If you are absent, immediately contact your Learning Partner from class and get a copy of all class notes you missed. Upon your return, submit all missed assignments that were due on the days you were absent, and use the ‘Absences’ binder (front of the classroom) to pick up any handouts that Mrs. McArdle set aside for you.   Make immediate arrangements with Mrs. McArdle to make up all missed work immediately. In the event of an illegal absence a 0% will be recorded for all missed work and assignments, as per the school handbook.  Please remind your parents to call the high school (845-628-3256) the morning of an absence to report it as ‘legal’ – Thank you!

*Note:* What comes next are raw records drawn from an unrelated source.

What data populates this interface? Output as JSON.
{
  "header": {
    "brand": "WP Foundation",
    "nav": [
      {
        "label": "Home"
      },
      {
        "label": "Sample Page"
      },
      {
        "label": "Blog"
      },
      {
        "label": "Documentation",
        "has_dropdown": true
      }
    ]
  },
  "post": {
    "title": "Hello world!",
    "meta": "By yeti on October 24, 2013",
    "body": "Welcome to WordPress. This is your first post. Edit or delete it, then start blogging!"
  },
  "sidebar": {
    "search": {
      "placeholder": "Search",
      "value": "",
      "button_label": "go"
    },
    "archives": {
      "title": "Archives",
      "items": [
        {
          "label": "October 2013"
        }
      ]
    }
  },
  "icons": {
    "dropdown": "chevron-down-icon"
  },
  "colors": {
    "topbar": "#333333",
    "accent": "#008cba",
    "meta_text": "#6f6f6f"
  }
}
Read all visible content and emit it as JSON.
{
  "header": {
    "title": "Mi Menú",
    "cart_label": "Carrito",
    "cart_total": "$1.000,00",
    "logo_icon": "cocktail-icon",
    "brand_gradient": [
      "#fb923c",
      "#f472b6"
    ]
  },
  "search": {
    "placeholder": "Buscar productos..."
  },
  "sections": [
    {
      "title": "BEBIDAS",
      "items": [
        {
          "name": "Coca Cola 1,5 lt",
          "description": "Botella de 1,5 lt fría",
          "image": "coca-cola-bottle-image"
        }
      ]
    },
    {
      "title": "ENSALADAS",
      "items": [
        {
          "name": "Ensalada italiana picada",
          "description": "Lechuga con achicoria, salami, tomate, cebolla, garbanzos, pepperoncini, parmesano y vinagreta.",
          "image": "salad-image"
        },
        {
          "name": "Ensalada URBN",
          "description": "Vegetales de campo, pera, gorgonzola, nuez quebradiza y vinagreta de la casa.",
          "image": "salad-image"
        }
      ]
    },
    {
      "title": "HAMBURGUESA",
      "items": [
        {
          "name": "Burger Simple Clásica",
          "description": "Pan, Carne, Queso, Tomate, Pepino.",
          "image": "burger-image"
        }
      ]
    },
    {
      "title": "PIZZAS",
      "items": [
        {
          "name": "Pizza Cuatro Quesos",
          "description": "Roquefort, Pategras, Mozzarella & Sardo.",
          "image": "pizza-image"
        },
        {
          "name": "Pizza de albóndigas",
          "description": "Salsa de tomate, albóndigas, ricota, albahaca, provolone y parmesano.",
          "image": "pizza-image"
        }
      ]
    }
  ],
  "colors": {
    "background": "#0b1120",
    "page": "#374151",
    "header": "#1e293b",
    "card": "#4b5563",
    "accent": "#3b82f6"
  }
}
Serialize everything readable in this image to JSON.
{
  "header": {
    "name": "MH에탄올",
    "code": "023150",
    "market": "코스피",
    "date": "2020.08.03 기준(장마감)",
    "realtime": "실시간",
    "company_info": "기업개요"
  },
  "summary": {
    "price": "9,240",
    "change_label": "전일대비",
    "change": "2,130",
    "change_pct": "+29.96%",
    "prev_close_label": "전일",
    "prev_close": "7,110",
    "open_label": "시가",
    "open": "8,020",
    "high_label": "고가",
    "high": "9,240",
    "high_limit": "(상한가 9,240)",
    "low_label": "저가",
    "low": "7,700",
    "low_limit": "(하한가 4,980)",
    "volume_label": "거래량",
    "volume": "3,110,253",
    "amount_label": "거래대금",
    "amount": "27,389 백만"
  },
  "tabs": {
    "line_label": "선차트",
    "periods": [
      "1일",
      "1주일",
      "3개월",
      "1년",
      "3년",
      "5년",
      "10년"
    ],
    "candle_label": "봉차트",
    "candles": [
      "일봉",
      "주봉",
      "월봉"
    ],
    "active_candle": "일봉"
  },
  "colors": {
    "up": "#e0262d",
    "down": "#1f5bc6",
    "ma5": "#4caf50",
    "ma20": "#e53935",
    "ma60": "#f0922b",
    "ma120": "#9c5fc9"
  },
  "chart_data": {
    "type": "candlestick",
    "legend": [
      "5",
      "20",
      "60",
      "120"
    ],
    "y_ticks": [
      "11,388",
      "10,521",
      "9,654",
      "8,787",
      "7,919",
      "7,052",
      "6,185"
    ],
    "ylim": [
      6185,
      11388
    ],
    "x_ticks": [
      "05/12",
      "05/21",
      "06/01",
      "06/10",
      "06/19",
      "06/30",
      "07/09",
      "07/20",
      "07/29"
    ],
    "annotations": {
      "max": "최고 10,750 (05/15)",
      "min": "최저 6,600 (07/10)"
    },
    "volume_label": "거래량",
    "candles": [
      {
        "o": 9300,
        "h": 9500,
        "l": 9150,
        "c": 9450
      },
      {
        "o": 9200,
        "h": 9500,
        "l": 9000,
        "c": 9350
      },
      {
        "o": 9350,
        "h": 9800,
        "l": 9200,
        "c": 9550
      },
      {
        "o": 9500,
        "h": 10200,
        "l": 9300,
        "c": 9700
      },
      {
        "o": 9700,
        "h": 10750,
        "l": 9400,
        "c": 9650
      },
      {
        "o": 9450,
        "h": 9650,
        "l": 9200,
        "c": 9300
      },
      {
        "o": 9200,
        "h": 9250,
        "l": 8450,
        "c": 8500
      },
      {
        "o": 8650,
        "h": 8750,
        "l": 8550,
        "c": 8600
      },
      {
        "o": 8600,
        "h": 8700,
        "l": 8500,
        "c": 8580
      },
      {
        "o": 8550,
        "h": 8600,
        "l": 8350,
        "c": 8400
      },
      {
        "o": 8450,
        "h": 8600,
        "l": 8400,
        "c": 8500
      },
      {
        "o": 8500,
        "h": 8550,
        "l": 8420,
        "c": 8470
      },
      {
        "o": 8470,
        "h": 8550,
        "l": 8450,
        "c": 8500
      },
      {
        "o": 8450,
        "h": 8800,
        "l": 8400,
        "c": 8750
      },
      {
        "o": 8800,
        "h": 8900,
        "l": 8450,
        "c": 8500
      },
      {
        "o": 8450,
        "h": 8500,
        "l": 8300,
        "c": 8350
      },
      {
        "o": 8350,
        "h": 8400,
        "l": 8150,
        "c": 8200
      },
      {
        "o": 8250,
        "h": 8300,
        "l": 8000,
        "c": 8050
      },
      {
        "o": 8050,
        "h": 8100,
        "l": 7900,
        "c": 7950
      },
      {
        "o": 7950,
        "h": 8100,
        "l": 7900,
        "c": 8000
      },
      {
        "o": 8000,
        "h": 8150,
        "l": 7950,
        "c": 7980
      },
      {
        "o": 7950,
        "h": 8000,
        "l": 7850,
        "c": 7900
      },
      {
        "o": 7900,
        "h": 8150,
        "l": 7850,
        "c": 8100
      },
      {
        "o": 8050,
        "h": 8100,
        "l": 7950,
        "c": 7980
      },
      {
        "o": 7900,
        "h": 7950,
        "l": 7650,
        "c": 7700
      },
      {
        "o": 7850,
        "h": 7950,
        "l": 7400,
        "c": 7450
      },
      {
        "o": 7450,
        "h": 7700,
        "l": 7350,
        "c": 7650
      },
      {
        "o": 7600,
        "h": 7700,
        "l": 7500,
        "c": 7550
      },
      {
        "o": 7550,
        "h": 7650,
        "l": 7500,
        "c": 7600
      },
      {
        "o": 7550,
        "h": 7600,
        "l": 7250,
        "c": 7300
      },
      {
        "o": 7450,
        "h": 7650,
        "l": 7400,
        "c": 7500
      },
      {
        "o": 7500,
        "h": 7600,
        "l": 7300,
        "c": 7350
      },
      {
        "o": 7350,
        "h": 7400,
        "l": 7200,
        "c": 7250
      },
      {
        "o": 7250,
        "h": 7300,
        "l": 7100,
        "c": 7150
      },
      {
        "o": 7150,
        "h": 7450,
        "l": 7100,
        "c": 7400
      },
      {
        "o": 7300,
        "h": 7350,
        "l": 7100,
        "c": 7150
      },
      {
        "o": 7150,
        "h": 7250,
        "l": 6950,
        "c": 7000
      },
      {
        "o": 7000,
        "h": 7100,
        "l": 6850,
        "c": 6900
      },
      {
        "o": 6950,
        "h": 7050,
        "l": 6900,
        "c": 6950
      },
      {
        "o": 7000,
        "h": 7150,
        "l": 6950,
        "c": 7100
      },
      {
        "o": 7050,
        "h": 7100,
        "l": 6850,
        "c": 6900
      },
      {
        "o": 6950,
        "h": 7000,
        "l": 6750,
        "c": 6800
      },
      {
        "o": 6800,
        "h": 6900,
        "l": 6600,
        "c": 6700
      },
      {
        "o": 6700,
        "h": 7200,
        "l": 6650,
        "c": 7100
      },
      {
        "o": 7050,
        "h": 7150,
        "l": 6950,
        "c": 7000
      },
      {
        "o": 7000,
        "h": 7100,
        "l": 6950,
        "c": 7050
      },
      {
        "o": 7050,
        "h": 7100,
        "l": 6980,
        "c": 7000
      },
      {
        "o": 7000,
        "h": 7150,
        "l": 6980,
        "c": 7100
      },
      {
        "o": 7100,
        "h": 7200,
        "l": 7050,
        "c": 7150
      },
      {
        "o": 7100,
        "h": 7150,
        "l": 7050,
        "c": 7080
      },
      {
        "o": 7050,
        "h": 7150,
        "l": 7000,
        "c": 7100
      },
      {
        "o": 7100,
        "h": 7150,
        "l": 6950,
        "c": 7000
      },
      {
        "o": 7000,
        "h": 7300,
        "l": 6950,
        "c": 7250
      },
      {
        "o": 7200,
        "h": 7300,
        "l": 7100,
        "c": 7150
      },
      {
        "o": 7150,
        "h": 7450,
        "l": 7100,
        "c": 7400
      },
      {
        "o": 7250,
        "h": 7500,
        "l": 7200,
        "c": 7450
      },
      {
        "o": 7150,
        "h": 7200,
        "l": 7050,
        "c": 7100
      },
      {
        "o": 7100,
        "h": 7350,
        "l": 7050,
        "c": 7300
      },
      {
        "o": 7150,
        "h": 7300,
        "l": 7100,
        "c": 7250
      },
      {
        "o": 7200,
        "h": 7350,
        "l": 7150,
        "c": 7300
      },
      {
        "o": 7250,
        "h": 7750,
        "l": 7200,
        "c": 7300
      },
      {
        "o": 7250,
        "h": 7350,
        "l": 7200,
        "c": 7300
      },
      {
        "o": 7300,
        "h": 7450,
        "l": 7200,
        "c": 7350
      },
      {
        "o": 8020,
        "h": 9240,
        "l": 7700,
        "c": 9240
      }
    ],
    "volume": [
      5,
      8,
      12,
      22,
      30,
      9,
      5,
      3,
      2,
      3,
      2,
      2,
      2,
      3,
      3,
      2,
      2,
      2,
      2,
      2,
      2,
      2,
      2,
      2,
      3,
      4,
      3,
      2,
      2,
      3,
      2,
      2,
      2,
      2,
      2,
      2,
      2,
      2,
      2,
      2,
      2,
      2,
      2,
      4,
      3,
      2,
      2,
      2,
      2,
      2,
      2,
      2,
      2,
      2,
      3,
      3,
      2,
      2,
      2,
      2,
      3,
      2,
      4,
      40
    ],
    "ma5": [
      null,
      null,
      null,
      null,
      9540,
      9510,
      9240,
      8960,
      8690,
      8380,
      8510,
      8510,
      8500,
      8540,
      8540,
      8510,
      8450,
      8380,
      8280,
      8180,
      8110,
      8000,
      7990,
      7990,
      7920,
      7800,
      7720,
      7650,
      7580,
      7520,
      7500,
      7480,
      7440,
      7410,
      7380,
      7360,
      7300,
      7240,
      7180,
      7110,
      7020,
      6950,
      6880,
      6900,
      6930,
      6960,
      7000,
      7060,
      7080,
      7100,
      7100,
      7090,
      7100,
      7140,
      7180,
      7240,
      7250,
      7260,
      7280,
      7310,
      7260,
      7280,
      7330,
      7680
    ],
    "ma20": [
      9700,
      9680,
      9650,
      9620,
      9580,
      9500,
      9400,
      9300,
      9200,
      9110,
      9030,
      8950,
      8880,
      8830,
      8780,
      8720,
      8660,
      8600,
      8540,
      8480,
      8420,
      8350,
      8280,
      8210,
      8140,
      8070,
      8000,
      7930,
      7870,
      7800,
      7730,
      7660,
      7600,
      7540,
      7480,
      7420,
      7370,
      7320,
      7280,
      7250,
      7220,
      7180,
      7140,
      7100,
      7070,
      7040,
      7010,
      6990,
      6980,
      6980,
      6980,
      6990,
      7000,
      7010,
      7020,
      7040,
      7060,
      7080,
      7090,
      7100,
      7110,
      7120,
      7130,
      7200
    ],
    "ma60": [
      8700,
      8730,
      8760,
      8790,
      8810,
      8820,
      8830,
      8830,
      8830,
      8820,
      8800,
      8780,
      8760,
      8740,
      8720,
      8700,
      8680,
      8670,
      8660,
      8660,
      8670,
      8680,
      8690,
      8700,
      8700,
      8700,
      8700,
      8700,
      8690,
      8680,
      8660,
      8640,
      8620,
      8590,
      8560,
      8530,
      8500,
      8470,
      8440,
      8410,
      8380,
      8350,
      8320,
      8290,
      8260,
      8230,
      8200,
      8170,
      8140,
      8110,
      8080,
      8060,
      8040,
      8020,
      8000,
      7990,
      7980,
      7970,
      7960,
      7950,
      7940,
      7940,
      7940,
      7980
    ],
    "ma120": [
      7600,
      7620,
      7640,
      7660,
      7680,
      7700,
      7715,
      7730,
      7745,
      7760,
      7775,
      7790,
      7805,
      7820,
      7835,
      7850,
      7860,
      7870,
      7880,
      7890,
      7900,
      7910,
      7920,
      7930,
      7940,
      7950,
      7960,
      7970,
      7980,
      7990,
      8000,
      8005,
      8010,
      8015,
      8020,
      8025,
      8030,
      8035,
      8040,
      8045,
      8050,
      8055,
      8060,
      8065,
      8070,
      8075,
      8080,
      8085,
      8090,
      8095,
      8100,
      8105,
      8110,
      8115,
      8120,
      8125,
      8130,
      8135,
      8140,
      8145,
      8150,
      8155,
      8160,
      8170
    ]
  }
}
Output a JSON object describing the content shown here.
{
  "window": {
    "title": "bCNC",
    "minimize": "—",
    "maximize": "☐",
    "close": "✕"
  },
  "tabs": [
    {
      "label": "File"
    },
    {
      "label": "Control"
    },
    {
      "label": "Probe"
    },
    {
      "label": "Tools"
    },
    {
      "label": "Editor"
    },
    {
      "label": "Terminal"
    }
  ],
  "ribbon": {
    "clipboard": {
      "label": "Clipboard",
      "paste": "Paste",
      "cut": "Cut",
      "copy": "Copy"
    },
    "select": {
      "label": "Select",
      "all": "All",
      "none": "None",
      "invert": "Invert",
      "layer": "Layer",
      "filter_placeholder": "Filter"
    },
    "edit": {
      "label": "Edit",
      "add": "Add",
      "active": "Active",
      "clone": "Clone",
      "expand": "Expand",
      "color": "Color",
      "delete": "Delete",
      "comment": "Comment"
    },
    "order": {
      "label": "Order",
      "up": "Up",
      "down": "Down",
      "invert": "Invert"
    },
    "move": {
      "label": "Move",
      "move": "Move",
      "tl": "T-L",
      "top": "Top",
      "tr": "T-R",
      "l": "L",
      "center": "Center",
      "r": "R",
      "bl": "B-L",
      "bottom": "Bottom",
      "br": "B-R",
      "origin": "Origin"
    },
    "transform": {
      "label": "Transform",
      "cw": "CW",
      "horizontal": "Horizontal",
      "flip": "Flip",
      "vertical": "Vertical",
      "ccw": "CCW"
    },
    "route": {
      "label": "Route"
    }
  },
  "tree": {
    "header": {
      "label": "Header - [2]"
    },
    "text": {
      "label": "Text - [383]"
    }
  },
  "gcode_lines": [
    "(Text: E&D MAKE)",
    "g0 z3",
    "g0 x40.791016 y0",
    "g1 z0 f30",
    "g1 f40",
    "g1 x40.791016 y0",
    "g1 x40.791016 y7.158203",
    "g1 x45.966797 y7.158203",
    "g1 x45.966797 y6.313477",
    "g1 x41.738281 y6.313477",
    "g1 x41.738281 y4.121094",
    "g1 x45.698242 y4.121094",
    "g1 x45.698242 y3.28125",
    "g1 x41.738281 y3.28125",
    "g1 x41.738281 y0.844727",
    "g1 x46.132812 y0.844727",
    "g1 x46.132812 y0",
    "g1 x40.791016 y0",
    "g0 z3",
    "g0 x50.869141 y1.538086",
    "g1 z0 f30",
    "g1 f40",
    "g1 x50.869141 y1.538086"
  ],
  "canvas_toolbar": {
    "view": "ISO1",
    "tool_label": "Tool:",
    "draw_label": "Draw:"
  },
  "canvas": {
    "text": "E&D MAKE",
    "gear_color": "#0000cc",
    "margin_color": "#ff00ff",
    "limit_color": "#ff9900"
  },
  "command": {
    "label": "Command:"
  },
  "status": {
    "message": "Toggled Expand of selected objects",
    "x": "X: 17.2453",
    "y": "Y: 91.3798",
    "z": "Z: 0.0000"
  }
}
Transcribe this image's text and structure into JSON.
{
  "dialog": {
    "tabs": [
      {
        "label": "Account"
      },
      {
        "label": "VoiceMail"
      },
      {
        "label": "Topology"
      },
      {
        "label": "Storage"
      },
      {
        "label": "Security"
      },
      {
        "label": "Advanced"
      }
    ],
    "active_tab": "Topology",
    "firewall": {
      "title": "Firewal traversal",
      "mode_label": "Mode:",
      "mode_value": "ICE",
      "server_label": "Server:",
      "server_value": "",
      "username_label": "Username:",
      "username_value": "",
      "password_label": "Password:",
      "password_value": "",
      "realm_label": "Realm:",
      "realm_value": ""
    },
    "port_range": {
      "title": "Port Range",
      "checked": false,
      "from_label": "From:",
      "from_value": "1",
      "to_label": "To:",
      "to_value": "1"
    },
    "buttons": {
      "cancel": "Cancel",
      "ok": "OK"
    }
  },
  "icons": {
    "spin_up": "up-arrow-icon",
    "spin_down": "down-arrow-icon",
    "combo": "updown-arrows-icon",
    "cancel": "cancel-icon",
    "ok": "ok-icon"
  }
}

Develop effective college, interview, and career skills.

Study Skills.     Reading is not studying.  Reading is reading. 

When asked how they study, many students respond "I read the chapter in the book."   Unfortunately, reading is not studying. Reading is the beginning of a much longer process (studying) leading toward understanding of the material.   It is not until you begin to interact with the information that you can 1) explain it and 2) apply it demonstrating  that you do you understand it.   There are many ways to study effectively.   Mrs. McArdle will teach the course through the use of many methods throughout the year.   It's only September, but it is not too early to get a Regents Review book and use it throughout the year.

Reserving time at home for study is important. Studying is not fun, nor is it easy - but it is necessary if you are going to learn.   Mrs. McArdle will teach the course through 5-7 different study techniques.  At least 30 minutes a day is suggested to begin studying for this course.   Having the personal strength to remove your own distractions is a sign of maturity - and success.  Condition yourself for success and turn off the T.V., turn off your cell phone (teach your friends not to contact you during your study time).  If you would like your grades to improve even more, come on in for extra help! J 


Communication Skills

College and Career ready students are expected to resolve issues and concerns on their own by communicating effectively with their teachers, parents and guidance counselors (and your friends!).   If your parents have questions about your progress they are strongly encouraged to speak with you first. As high school students, you should be able to effectively communicate what is happening in class – in factual detail. If you find that you are not able to answer your parents’ questions, please have them contact your teacher directly.


Spatial Reasoning Skills

The ability to think in 3-D is a challenging skill - but one that is imperative to your success in understanding the intricacies of the Earth Sciences.  Being able to picture yourself inside a 2-dimensional diagram or inside the guts of the Earth (places we can't actually go or visit), and then in your minds' eye move the image so that you can see what the change would look like and be like from a different position .... yeah, that's a skill that has to be learned.  We'll work on this one all year long.  It will be the difference between true learning (success) vs.  just ‘passing the test.